Now let us understand, what is this two-component to understand the training process of GAN intuitively.

Discriminator

It is a supervised approach means It is a simple classifier that predicts data is fake or real. It is trained on real data and provides feedback to a generator.

Generator

It is an unsupervised learning approach. Its aim is to generate the fake image based on feedback and make the discriminator fool that it cannot predict a fake image. And when the discriminator is made a fool by the generator, the training stops and we can say that a generalized GAN Techniques model is created.

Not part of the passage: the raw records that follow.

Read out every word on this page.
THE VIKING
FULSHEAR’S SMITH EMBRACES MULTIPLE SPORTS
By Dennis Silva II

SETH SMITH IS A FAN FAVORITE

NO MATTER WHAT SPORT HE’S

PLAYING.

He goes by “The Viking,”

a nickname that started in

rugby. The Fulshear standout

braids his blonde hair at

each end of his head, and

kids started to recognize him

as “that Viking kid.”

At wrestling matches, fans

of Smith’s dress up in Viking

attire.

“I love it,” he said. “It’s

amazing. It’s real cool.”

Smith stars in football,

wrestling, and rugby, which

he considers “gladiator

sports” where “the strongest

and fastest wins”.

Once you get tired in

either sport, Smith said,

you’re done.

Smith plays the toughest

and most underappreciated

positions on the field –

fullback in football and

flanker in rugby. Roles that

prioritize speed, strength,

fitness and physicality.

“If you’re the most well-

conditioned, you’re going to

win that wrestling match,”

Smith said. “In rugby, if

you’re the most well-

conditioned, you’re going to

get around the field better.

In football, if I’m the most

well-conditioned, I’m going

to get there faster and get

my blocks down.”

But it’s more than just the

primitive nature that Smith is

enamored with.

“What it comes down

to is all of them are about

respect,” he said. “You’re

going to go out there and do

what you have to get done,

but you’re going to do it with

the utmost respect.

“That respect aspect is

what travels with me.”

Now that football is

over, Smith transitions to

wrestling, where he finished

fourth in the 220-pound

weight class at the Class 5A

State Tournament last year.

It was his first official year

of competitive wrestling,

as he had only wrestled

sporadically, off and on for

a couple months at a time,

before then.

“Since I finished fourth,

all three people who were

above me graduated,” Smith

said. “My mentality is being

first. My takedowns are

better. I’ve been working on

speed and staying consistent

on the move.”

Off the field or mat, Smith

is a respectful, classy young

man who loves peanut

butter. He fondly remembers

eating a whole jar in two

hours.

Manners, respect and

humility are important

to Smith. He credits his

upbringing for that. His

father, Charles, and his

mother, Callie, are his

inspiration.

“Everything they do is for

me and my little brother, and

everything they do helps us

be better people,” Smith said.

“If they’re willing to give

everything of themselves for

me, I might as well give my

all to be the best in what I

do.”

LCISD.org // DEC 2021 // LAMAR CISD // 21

Here the generative model captures the distribution of data and is trained in such a manner to generate the new sample that tries to maximize the probability of the discriminator to make a mistake(maximize discriminator loss). The discriminator on other hand is based on a model that estimates the probability that the sample it receives is from training data not from the generator and tries to classify it accurately and minimize the GAN accuracy. Hence the GAN Architecture network is formulated as a minimax game where the Discriminator is trying to minimize its reward V(D, G) and the generator is trying to maximize the Discriminator loss.

Now you might be wondering how is an actual architecture of GAN, and how two neural networks are build and training and prediction is done? To simplify it have a look at the below general architecture of GAN.

We know that both components are neural networks. we can see that generator output is directly connected to the input of the discriminator. And discriminator predicts it and through backpropagation, the generator receives a feedback signal to update weights and improve performance. The discriminator is a feed-forward neural network.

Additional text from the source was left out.